I don't see how you can deduce anything for Q from that. Can you please elaborate?

 

[SammyS]

Homework Statement

Find all the polynomials $P(x)$ for which
$$P(x^2+2x+3)=[P(x+3)]^2$$

Homework Equations

The Attempt at a Solution

I don't really know how to solve functional equations systematically. I tried to to find a linear $P(x)$ and found $P(x)=x-2$ through trial & error. I also tried substituting x = 0 and x = (x-3) but that didn't go anywhere.
$$x=0: P(3) = [P(3)]^2$$$$\Rightarrow{P(3) = {0,1}}$$$$x=(x-3): P((x-2)^2+2) = [P(x)]^2$$
Note that on the LHS, there is $(x-2)$ (the P(x) I found) but I don't know if that's a coincidence or not. Also the LHS & RHS are ≥ 0 and $P(x)$ must be an "odd degree" polynomial (i.e. the leading term must be an odd power).

Please help me solve this question. Thanks.

You can determine something about the polynomial, P(x), evaluated at a few values of x.

It may be helpful to use a different variable to express $\displaystyle \ P(u^2+2u+3)=(P(u+3))^2\ .$

If $\displaystyle \ u^2+2u+3=u+3\,,\$ then u = 0 or -1 .

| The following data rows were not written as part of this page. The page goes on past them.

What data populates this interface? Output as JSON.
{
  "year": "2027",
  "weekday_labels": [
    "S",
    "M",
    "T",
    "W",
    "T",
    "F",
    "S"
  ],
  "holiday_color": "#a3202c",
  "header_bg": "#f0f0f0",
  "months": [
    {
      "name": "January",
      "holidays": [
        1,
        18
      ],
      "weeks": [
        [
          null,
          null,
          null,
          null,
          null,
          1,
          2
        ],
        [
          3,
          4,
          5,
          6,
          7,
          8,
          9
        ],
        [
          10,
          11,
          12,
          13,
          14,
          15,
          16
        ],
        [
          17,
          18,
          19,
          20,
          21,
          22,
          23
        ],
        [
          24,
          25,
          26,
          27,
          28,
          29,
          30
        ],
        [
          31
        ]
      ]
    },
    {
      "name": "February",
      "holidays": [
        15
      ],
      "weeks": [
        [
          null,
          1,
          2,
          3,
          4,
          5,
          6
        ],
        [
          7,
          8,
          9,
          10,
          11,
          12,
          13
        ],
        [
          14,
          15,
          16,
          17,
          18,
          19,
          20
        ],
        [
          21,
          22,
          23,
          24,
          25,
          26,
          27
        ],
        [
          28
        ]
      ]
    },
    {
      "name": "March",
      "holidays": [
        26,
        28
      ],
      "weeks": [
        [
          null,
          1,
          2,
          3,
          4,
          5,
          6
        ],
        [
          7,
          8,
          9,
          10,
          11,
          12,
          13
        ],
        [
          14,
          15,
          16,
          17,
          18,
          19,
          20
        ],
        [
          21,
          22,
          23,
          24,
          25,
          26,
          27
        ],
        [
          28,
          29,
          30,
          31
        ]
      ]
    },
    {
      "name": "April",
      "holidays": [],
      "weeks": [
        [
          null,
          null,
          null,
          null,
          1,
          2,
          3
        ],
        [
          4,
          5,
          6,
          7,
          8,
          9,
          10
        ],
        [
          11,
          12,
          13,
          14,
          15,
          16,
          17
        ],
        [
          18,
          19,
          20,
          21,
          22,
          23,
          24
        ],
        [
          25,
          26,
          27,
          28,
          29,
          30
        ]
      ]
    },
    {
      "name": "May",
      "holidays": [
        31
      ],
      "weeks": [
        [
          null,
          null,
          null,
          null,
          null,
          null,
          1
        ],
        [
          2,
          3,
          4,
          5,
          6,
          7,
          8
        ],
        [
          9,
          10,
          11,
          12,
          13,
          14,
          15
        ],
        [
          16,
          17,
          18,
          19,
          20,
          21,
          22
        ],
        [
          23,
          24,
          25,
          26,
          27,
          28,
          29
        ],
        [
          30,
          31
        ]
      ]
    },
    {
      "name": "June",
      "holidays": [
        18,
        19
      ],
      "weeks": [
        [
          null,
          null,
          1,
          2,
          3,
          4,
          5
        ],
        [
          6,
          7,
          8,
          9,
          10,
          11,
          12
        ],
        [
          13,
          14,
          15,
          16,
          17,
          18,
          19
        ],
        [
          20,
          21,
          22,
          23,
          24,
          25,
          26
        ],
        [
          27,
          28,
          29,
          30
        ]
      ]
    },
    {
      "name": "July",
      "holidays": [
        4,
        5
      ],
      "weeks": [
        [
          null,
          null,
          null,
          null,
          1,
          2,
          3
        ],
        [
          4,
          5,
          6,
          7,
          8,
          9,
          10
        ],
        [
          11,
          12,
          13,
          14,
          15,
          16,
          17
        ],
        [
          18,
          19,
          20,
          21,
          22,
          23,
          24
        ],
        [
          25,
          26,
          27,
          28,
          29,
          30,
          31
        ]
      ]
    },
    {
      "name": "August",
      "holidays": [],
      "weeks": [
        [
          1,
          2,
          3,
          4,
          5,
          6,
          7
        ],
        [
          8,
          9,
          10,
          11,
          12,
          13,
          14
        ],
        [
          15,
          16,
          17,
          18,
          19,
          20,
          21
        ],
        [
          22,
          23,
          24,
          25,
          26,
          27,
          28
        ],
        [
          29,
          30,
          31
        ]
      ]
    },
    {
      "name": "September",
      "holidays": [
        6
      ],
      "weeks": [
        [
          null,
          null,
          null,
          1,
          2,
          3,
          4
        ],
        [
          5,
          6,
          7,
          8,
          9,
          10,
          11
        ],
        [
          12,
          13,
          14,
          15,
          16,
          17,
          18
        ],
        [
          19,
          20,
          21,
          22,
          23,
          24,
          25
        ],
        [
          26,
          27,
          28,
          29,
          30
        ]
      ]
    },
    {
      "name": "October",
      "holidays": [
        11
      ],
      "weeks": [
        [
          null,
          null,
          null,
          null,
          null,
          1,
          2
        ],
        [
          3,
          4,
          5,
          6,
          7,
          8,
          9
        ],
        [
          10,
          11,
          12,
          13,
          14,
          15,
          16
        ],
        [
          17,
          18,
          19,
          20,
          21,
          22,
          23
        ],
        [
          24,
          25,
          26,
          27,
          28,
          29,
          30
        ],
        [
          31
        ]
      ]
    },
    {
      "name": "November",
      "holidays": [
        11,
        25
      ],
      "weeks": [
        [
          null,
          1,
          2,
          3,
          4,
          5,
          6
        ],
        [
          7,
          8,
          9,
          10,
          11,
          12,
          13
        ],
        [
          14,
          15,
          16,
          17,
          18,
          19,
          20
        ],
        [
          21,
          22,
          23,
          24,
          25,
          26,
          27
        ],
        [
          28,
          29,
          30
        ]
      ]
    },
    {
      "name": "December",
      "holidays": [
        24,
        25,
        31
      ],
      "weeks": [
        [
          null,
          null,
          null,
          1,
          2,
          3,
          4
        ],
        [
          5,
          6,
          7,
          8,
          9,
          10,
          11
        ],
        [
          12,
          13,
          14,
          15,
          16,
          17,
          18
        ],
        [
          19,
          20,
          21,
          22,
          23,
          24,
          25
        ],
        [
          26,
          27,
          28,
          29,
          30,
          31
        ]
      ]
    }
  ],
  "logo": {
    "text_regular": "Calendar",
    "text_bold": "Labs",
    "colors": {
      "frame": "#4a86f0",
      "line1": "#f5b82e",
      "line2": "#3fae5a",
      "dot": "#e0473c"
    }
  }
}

This gives that $\displaystyle \ P(3)=(P(3))^2\,, \$ which you already have.

Also, it gives $\displaystyle \ P(2)=(P(2))^2\ .$

What if u = -2 ?

This is far from solved, but gives something to work with.

 

[tdenise]

Thanks SammyS. For u = -2: $P(3) = (P(1))^2$, so
$$(P(3))^2 = (P(1))^2$$

So P(x) is does not have a one to one y to x mapping (I don't remember the name for that). How does that help solve the problem though?

I also noticed that the minimum of $x^2+2x+3$ is 2. Is this relevant?

 

[SammyS]

Thanks SammyS. For u = -2: $P(3) = (P(1))^2$, so
$$(P(3))^2 = (P(1))^2$$

So P(x) is does not have a one to one y to x mapping (I don't remember the name for that). How does that help solve the problem though?

Well, you do know something about P(3), right? ... It's either 0 or 1 .

 

[haruspex]

Can you please elaborate?

I'll start by switching x to x-3 everywhere. This produces an equivalent equation but with a more convenient RHS: P(x²-4x+6) = P(x)²
Let P(x) = (x-α)ⁿQ(x) with n≥1, so (x²-4x+6-α)ⁿQ(x²-4x+6) = P(x²-4x+6) = P(x)² = (x-α)²ⁿQ(x)².
so (x²-4x+6-α) divides (x-α)²ⁿQ(x)².
Under what circumstances does x-α divide (x²-4x+6-α)?
If it does not divide it, what roots can you deduce for Q?